Friday, December 11, 2009

On reading anything, first know the author

On reading anything, first know the author

A few days ago, I caught myself thinking while reading, drifting off the subject and taking stock of the things found between the lines.  Having such wandering thoughts while reading is sometimes an annoying occurrence yet it's more frequently a very valuable and sometimes useful habit.  On this particular occasion, I was busy gleaning nuggets out of Susan Jacoby's "The Age of Unreason" and I wondered: How in the world has Susan amassed such an impressive command of scholarly knowledge? How astonishing she is...!  Yet, there really isn't any wonder about it.  She's smart.

Reflecting back on my fleeting thoughts of awe for Jacoby's ability has caused me to consider the importance of it.  For her case, the facts are readily available. She's an accomplished author and scholar known to many.  Her credibility is unquestionable.  And now compare.  Do the authors of such books as the Bible and the Qu'ran have equally known and reputable authors?

Some readers approach some books differently than others.  They may carefully peruse a modern book's jacket for tid-bits of insight into what and who they are about to read before deciding to turn a page and lend an open mind to its writer.  However, that same prospective reader may trade off his thoughtful book selection practices when electing to pick up a Holy book.  But why?

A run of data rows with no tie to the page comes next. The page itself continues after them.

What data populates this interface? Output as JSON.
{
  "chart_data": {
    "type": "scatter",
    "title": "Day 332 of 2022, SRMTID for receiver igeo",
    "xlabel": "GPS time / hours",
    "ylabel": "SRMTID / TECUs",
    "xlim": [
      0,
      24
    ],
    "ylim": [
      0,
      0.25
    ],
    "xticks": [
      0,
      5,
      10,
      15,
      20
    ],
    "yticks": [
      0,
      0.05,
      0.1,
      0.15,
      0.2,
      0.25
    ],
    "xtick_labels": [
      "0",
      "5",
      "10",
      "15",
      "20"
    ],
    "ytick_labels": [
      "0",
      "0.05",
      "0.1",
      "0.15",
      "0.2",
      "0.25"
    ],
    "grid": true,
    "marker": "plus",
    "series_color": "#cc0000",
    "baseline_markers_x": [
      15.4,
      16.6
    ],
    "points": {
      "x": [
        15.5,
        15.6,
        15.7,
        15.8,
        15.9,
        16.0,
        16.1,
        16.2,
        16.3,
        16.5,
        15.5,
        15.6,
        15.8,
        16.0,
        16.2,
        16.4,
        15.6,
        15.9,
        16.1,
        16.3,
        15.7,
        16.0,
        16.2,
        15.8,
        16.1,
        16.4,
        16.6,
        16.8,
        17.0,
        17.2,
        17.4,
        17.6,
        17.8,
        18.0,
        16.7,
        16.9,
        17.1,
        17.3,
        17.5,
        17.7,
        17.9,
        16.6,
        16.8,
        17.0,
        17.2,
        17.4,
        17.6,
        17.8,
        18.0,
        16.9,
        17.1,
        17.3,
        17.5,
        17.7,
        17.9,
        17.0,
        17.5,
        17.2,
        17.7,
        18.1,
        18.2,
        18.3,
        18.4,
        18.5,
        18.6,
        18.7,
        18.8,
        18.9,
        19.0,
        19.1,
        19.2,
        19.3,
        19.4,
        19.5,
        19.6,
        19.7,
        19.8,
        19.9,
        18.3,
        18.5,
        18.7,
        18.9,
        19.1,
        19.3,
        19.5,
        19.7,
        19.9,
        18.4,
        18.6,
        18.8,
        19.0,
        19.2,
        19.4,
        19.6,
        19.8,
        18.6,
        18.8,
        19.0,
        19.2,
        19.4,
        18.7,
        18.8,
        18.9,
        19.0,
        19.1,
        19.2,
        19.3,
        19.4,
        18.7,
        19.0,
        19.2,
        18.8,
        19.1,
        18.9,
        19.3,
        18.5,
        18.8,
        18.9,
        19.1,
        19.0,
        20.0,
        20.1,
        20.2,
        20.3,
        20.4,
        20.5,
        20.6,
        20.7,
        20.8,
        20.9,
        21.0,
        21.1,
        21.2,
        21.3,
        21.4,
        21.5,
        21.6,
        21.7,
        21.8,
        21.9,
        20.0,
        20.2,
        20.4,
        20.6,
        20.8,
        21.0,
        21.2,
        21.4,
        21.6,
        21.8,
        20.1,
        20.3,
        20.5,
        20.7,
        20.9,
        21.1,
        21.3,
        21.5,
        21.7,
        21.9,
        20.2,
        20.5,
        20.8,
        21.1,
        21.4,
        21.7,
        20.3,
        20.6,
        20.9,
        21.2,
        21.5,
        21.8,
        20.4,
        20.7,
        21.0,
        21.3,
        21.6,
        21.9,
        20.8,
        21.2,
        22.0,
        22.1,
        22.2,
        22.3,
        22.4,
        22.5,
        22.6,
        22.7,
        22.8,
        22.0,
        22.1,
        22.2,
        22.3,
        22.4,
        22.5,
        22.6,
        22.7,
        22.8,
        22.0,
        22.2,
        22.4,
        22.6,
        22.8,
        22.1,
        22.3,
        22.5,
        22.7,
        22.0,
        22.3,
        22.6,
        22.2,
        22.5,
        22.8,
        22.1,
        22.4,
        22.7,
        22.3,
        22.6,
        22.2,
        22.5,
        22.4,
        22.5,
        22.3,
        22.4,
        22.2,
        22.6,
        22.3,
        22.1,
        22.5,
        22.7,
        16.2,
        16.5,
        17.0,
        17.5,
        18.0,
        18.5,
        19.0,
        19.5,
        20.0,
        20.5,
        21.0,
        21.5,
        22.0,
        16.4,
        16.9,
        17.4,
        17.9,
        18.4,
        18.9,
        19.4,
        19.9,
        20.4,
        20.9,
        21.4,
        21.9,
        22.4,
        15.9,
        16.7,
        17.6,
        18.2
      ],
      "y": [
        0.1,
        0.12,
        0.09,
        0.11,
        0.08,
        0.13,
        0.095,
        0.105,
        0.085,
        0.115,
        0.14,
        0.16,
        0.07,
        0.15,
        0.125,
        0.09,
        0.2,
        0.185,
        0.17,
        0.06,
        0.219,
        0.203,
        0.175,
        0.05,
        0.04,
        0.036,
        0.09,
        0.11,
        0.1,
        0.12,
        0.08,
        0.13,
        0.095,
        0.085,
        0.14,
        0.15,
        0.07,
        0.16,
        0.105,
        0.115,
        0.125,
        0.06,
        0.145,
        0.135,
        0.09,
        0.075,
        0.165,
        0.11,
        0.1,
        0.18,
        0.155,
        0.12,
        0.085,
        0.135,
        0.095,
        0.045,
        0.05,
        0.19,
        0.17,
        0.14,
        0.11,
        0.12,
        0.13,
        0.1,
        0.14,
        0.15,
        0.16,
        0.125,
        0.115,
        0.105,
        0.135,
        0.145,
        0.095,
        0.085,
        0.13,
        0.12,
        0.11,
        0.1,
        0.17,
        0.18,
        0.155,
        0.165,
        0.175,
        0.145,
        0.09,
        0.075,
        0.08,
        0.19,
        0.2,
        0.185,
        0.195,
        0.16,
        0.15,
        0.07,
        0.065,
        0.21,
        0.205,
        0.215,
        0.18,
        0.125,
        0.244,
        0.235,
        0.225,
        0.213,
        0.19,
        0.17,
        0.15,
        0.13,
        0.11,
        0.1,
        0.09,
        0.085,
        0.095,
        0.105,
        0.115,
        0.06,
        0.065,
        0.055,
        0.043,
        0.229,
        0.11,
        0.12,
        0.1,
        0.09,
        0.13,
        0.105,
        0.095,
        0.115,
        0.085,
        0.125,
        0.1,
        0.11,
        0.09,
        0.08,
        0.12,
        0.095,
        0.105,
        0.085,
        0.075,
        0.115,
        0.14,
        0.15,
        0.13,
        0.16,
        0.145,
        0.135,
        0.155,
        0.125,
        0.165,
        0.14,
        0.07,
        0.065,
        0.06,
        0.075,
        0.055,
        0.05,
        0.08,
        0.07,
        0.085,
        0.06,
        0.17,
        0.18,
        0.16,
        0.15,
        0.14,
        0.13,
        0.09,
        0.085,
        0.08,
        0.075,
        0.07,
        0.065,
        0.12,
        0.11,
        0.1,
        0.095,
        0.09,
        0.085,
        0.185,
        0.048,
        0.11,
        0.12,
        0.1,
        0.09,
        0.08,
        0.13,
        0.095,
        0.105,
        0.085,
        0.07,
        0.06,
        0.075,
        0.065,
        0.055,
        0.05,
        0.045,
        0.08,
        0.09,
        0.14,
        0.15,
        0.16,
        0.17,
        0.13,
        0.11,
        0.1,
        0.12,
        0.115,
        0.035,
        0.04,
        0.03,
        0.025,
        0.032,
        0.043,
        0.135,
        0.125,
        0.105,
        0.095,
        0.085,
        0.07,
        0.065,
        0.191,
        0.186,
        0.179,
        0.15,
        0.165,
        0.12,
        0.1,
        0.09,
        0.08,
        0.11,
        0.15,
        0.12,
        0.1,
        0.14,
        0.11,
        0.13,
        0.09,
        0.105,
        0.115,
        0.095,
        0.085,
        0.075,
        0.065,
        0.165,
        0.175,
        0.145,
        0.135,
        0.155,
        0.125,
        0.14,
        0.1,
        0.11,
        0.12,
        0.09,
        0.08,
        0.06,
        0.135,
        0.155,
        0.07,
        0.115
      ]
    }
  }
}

In the case of the Bible, for example, knowing anything at all about the author(s) is nearly impossible - its authors are virtually unknown outside of the Bible itself.  By contrast, in the case of the Qu'ran, Mohammad is well known; yet, does it follow without fault that he is a reputable source for what he claims?  and the same could be said about Joseph Smith and the Book of Mormon.  By additional contrast, now consider the reputations of Confusious, Buddha and Lao-Tse, the founders of Confucianism, Buddhism and Taoism.  Such men were well know in their own times; they were celebrated, revered and even criticized by their peers and each one was challenged to possess a credible reputation, in deed, the likes of which could satisfy any potential reader in much the same way we find satisfaction in knowing the reputation of any modern-day author - a Jacoby for example.

And now, I must ask: How should one pick up a holy book? ... as a blank slate ready to be inscribed - blindly trusting the book's author to speak knowledgeably and truthfully? ... or as one armed by forethought and by some reasonable knowledge of who he is about to read?

I recommend: On reading anything, first know the author.